A major reason for this unexpected turn of events is that the U.S., as well as most of the industrialized world have cut their inventories to the bone, while production has been cut back severely. Increasing inventory draws, as demand has started coming back, have created shortages that can only be alleviated by an acceleration of factory activity.

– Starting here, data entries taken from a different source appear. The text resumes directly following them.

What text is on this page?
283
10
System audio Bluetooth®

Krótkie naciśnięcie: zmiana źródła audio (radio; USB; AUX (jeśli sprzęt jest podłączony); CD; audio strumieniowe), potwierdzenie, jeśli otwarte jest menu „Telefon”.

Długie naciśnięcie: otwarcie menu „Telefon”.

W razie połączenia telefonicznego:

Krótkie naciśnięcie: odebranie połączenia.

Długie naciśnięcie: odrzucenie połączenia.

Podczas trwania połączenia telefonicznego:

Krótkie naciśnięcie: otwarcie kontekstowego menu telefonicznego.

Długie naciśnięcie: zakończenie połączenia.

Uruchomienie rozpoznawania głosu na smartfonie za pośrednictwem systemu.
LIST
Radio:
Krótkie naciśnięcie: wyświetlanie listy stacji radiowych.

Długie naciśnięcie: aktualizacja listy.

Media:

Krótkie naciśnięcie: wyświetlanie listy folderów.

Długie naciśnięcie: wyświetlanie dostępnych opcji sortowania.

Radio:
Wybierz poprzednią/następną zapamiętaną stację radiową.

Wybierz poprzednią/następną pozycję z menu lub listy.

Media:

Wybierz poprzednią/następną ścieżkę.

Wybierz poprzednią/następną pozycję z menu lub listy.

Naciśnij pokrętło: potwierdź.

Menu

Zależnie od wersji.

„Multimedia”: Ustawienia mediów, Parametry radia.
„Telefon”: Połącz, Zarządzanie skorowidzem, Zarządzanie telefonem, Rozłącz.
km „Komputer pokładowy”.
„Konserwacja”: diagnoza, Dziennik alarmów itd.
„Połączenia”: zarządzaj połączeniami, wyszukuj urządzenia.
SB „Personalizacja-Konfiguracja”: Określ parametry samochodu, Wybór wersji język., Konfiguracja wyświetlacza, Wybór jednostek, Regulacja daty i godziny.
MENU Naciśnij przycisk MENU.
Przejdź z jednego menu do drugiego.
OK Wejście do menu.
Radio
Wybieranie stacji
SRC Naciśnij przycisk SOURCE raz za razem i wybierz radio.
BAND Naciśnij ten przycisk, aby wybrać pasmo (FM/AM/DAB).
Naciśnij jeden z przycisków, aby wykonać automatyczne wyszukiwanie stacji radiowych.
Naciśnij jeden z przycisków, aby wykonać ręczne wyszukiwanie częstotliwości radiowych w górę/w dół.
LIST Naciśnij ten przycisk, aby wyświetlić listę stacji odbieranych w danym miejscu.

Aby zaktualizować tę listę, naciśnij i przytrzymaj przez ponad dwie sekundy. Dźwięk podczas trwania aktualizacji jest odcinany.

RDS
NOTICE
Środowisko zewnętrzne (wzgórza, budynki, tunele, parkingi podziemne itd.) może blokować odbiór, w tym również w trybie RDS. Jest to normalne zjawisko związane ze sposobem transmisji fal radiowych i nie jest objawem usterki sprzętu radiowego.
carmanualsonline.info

Whether this comeback will prove to be spasmodic, rather than long-term, still remains to be seen.

 

U.S. savings rate spikes to 12-year high levels

 

The U.S. savings rate, which had dropped below zero as consumption spiked to its highest level ever in 2007, has reversed course, reaching 5.7% most recently.

 

Although the American savings rate has not taken into account 401ks, IRAs, or other federally-sanctioned savings plans, the spate of leveraged U.S. consumption had reached bubble proportions, creating the scenario that had led to an unprecedented financial crisis, bringing the U.S. to the verge of a liquidity meltdown last summer.

 

Although the current fear-inspired rush to savings safety has severely curbed consumer appetites, it has also solidified an eventual economic recovery.

 

With consumer borrowing, such as home equity and credit card loans increasingly harder to come by, providers of consumer products, both imports and domestically produced, have seen severely reduced demand, impinging drastically on their revenues.

 

Although increasing unemployment has only aggravated consumer buying momentum, a more prudent consumer approach will eventually lead to a balanced equilibrium between demand and supply.

 

This could permanently impact such major manufacturing sectors as housing and automotive once the American economy emerges from its grinding recession sometime in 2010.

 

Morris Beschloss, a 49-year veteran of the pipe, valves and fittings industry, serves as PVF and economic analyst for Phc News and The Wholesaler.